Unter der Federführung des Vorstandsmitglieds Ramak Molavi (Gameduell) und von Verbandsjustiziar Kai Bodensiek (Brehm & v. Moers) hat der GAME e.V. fünf signifikante Punkte der neuen Reform gerügt, die bei genauer Überprüfung "zu unerträglichen Wettbewerbsnachteilen der deutschen Games-Branche führen" ohne den Urheber besser zu stellen:
- Computerspiele als komplexe Werke und die Besonderheiten der Games-Branche werden nicht berücksichtigt,
- Allgemeines Rückrufsrecht für Urheber nach 5 Jahren,
- Verkennung von Finanzierungsmodellen in der Games-Branche, die mit einem erfolgreichen Titel eine lange Reihe an weniger erfolgreichen Veröffentlichungen gegenfinanzieren,
- Mehrfachvergütungs- und umfassende Auskunftsansprüche für Urheber,
- Fehlende Ausnahmen für angestellte Urheber.
Eine ausführlichen Stellungnahme findet ihr hier. Kai Bodensiek führt aus: "Gerade die Umsetzung des Rückrufsrechtes nach 5 Jahren wird die deutsche Games-Branche international isolieren. Kein internationaler Partner wird in deutsche Spiele investieren, wenn er nach 5 Jahren seine Rechte erneut kaufen muss. Die Mehrfachvergütungsregelung führt zu erheblicher Rechtsunsicherheit. Praktisch muss dann jedes Games-Unternehmen einen heute unbekannten Anteil des Gewinns, nach einem unbekannten Schlüssel auf seine Mitarbeiter verteilen."
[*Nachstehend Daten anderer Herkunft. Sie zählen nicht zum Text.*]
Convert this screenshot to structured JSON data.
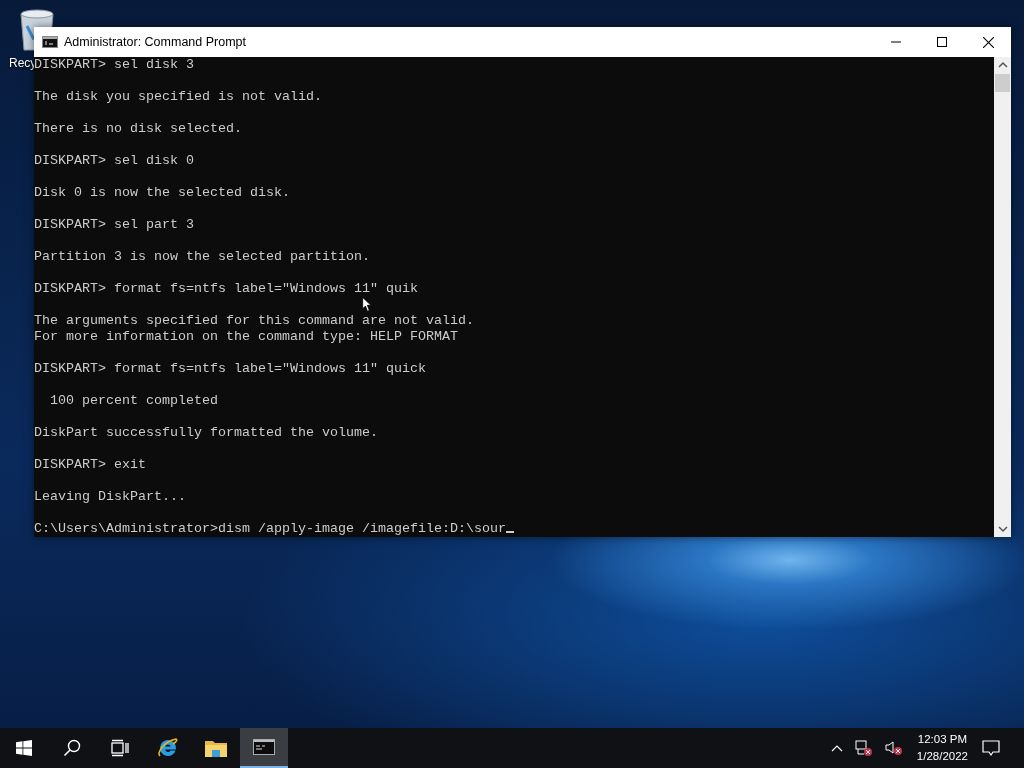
{
  "desktop": {
    "icons": [
      {
        "label": "Recy"
      }
    ]
  },
  "window": {
    "title": "Administrator: Command Prompt",
    "console": {
      "blocks": [
        [
          "DISKPART> sel disk 3"
        ],
        [
          "The disk you specified is not valid."
        ],
        [
          "There is no disk selected."
        ],
        [
          "DISKPART> sel disk 0"
        ],
        [
          "Disk 0 is now the selected disk."
        ],
        [
          "DISKPART> sel part 3"
        ],
        [
          "Partition 3 is now the selected partition."
        ],
        [
          "DISKPART> format fs=ntfs label=\"Windows 11\" quik"
        ],
        [
          "The arguments specified for this command are not valid.",
          "For more information on the command type: HELP FORMAT"
        ],
        [
          "DISKPART> format fs=ntfs label=\"Windows 11\" quick"
        ],
        [
          "  100 percent completed"
        ],
        [
          "DiskPart successfully formatted the volume."
        ],
        [
          "DISKPART> exit"
        ],
        [
          "Leaving DiskPart..."
        ],
        [
          "C:\\Users\\Administrator>dism /apply-image /imagefile:D:\\sour"
        ]
      ]
    }
  },
  "taskbar": {
    "items": [
      {
        "kind": "start",
        "selected": false
      },
      {
        "kind": "search",
        "selected": false
      },
      {
        "kind": "taskview",
        "selected": false
      },
      {
        "kind": "browser",
        "selected": false
      },
      {
        "kind": "folder",
        "selected": false
      },
      {
        "kind": "terminal",
        "selected": true
      }
    ],
    "clock": {
      "time": "12:03 PM",
      "date": "1/28/2022"
    }
  }
}
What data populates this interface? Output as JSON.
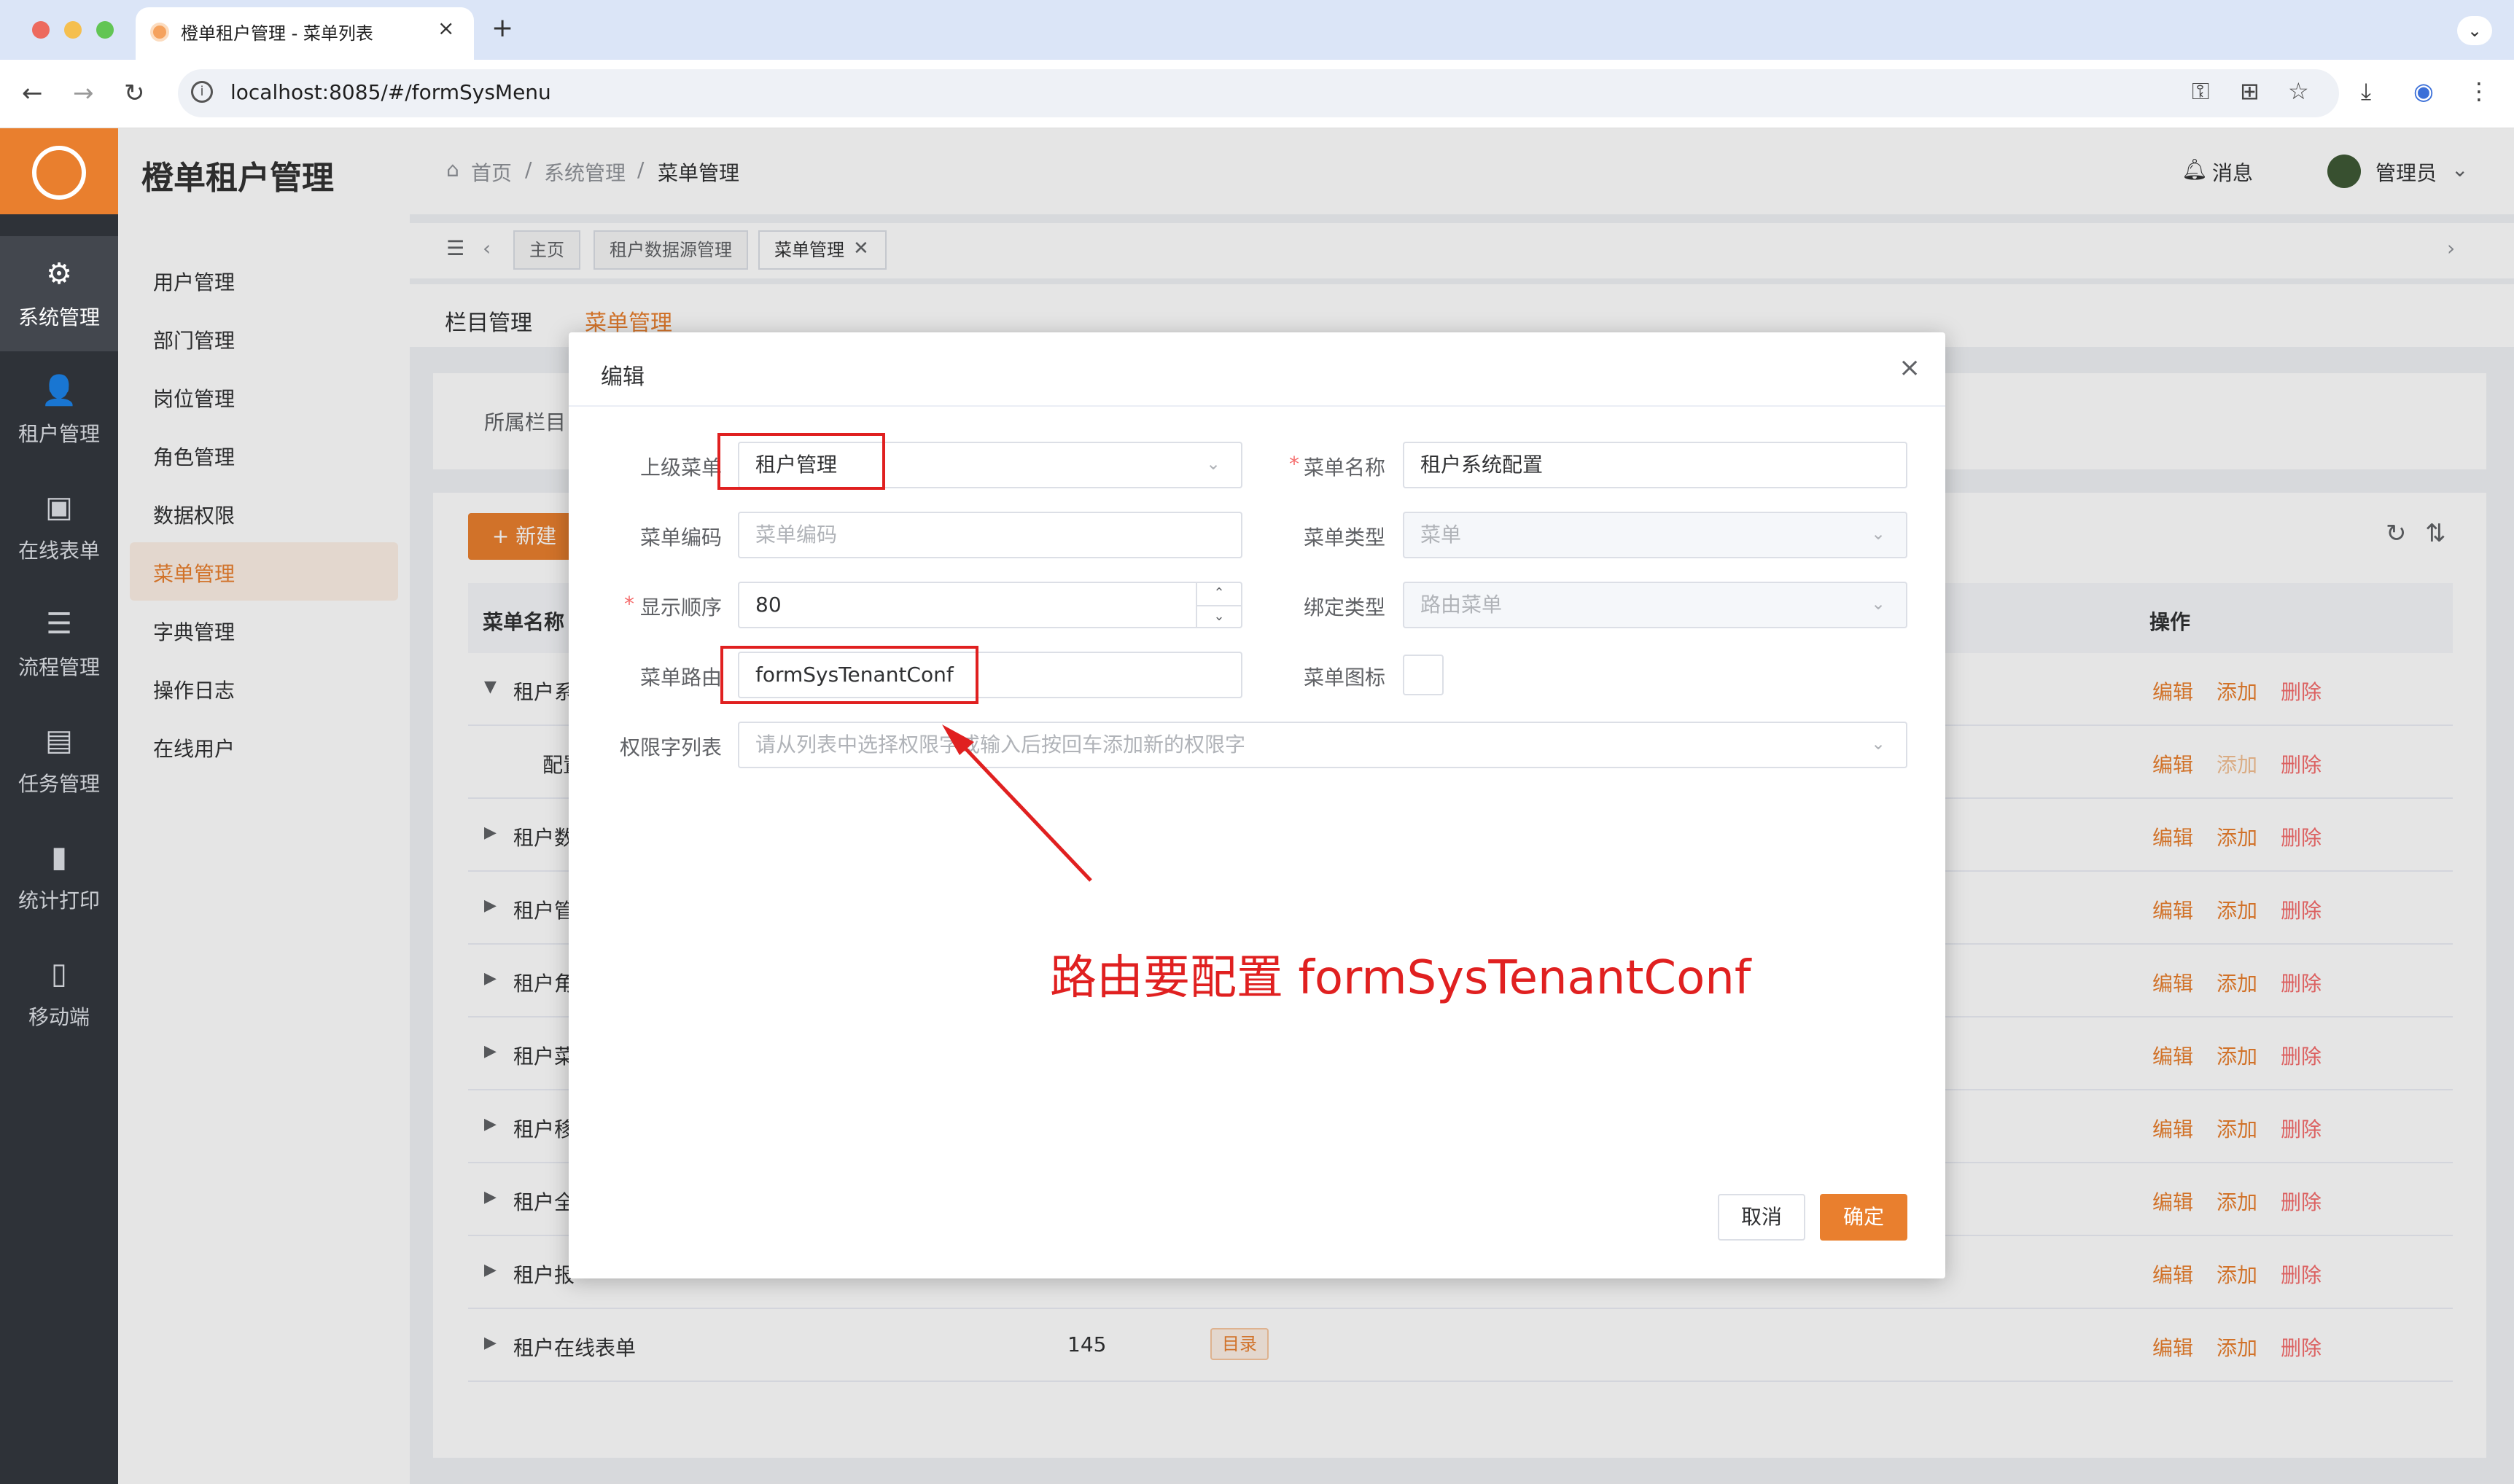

"Der Verband fordert die Politik im Allgemeinen und das Bundesjustizministerium im Speziellen auf, hier dringend tätig zu werden und die notwendigen Änderungen vorzunehmen. Die deutsche Games-Branche ist eine zukunftsträchtige Industrie, die durch die Vorschläge des Gesetzesentwurfs nur in ihrer Entwicklung gehindert wird. Hierdurch wird für viele Firmen der Branche eine unsichere Arbeitsatmosphäre geschaffen, die so in anderen Ländern nicht vorhanden ist. Deutschland droht somit noch weiter den internationalen Anschluss zu verlieren und das, obwohl bereits heute die Urheber fast durchgängig dauerhafte Arbeitnehmer in gesicherten Positionen sind. Als größte Interessenvertretung der deutschen Games-Branche sieht der GAME e.V. daher dringenden politischen Handlungsbedarf."